Fact Sheet 2 – Compliance with Corporate Law Administered by the Australian Securities and Investments Commission (ASIC)
The Australian Securities and Investments Commission (ASIC) is Australia’s corporate, markets and financial services regulator. It is the independent Commonwealth Government body responsible for (among other things) registering and ensuring companies, schemes and various individuals and entities meet their obligations under the Corporations Act 2001 (the Act).
Foreign companies intending to carry on a business in Australia are generally required to register with ASIC as a foreign company. These companies are discussed further below.
Alternatively, a foreign entity may choose to incorporate an Australian company (for example, a subsidiary), to conduct business in Australia.
Australian companies are generally governed by a constitution; in the absence of a constitution, a company will be governed by a set of common rules provided in the Act.
In order to be registered as an Australian company by ASIC, the company must have at least one member. The majority of Australian companies are ‘proprietary companies’. Proprietary companies must have at least one director who ordinarily resides in Australia, and a registered office in Australia. Companies with more than 50 non-employee members and/or who wish to offer shares to the public must be ‘public companies’. Public companies must have at least three directors, with two directors that reside in Australia. Large proprietary companies (for example, those meeting a threshold level of revenue, assets and employees) and public companies are required to lodge an audited financial report and directors’ report with ASIC each financial year.

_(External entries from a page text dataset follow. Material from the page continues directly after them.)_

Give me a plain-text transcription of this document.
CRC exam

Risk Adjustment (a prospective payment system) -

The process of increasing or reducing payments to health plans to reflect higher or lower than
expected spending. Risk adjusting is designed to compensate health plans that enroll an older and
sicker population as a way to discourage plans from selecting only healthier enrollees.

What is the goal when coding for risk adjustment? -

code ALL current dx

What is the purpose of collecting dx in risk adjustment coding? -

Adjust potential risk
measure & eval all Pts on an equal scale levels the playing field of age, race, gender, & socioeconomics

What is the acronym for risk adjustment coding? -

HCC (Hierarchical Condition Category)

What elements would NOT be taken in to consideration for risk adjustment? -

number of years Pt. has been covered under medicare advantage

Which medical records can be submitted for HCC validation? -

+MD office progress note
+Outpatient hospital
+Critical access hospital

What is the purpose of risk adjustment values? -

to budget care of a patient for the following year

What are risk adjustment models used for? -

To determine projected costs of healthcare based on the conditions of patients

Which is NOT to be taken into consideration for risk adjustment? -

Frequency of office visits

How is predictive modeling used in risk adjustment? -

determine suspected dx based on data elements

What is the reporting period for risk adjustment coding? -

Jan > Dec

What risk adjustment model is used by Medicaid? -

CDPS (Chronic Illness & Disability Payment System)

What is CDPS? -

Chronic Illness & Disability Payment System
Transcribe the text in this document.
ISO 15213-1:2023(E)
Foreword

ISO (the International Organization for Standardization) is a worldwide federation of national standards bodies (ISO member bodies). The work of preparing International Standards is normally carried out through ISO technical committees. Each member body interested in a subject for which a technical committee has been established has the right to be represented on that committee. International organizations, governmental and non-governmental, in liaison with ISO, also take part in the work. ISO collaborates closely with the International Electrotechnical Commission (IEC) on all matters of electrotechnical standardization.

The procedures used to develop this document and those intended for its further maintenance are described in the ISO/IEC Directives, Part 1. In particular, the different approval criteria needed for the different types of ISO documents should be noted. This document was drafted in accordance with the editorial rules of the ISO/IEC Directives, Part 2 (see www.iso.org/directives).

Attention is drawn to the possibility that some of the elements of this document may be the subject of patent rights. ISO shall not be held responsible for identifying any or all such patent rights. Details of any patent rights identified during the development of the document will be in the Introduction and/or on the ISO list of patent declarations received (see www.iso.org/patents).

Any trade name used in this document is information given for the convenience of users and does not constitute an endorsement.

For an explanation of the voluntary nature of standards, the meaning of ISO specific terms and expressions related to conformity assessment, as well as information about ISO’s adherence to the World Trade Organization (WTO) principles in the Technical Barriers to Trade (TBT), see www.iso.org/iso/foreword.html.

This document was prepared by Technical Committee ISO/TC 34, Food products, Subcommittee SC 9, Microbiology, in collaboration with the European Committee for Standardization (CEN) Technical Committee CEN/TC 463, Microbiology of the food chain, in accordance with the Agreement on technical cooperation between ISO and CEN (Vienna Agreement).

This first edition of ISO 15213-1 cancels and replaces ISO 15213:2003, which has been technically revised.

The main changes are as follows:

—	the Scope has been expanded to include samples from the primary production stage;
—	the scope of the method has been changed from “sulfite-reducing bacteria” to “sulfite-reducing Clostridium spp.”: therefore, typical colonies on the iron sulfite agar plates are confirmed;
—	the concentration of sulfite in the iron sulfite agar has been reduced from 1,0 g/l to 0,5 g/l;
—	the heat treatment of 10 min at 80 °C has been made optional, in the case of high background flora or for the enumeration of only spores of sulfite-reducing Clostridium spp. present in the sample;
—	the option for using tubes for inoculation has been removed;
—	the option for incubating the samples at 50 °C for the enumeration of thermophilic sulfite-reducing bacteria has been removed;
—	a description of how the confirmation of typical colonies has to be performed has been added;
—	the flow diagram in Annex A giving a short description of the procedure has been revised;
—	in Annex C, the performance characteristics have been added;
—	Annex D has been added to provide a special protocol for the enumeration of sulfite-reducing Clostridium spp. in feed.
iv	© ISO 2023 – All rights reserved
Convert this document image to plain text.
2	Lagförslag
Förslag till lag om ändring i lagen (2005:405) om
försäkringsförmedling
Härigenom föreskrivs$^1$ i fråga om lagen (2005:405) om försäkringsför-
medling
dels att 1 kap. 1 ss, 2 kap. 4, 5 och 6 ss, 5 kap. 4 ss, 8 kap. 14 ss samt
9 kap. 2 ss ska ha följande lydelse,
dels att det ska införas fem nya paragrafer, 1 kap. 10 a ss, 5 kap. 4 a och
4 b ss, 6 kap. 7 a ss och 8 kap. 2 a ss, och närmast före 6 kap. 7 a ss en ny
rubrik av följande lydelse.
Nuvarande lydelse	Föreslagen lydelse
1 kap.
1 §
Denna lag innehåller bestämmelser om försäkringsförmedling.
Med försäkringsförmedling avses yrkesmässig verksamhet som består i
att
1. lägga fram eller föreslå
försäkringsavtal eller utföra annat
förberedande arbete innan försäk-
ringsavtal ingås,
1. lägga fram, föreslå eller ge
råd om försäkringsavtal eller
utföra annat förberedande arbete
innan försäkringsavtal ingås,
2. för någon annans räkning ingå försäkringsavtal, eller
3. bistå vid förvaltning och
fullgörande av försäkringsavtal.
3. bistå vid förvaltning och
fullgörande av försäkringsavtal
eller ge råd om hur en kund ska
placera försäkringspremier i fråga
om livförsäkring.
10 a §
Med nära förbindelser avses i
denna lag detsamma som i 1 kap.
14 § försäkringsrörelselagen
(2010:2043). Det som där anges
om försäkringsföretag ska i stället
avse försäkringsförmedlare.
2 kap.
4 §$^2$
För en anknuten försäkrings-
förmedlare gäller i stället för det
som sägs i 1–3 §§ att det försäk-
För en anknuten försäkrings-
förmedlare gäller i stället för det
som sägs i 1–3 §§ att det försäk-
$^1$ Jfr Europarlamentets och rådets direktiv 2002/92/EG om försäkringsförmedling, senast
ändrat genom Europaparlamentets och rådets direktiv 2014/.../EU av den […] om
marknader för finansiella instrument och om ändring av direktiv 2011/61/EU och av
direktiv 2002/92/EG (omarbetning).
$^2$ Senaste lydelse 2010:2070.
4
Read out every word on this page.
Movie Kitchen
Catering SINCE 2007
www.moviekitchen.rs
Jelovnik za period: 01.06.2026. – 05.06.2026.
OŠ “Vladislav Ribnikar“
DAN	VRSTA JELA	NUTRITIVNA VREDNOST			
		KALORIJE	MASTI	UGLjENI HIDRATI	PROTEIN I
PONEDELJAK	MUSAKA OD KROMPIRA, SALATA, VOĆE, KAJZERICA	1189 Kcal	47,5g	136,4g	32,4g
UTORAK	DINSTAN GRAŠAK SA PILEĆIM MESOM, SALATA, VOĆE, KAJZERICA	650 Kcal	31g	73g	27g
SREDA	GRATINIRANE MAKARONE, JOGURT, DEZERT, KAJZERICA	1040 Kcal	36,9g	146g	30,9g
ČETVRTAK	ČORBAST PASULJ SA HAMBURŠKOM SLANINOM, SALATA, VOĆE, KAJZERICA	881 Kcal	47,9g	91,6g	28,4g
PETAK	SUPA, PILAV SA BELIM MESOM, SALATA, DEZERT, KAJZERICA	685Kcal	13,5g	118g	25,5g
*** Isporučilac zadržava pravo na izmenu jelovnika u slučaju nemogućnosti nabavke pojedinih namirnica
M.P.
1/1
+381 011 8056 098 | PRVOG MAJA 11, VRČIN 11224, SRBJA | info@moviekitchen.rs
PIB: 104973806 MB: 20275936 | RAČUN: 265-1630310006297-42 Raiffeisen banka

All companies must also comply with various notification requirements under the Act, including certain changes to a corporation’s and directors’ details.
Registered foreign companies
A foreign company intending to carry on a business in Australia is generally registered with ASIC. For the purposes of this requirement, ‘foreign company’ includes incorporated bodies (other than a corporation sole or exempt public authority) and certain unincorporated bodies that are formed in an external territory of Australia or outside of Australia.
Registered foreign companies are required to lodge financial statements with ASIC at least once every calendar year and at intervals of not more than 15 months. These financial statements comprise:
- a copy of the company’s balance sheet, profit and loss statement, and cash flow statement (all made up to the end of the last financial year of the company); and
- any other documents the company is required to prepare by the law that applies in the company’s place of origin, together with a statement in writing in the prescribed form, verifying that the copies are true copies of the documents required.
A registered foreign company must appoint a local agent, who is ‘answerable for the doing of all acts, matters and things that the foreign company is required by or under the Corporations Act 2001 to do’. The local agent may also be personally liable to a penalty imposed on the foreign company for a contravention of the Corporations Act.
Registered foreign companies must also notify ASIC of certain changes, including amendments to: its constitution or any other lodged documents; its directors (including changes to the powers of Australian resident directors); and/or its local agent.
Please refer to ASIC’s website for further details regarding the regulatory obligations of Australian and registered foreign companies.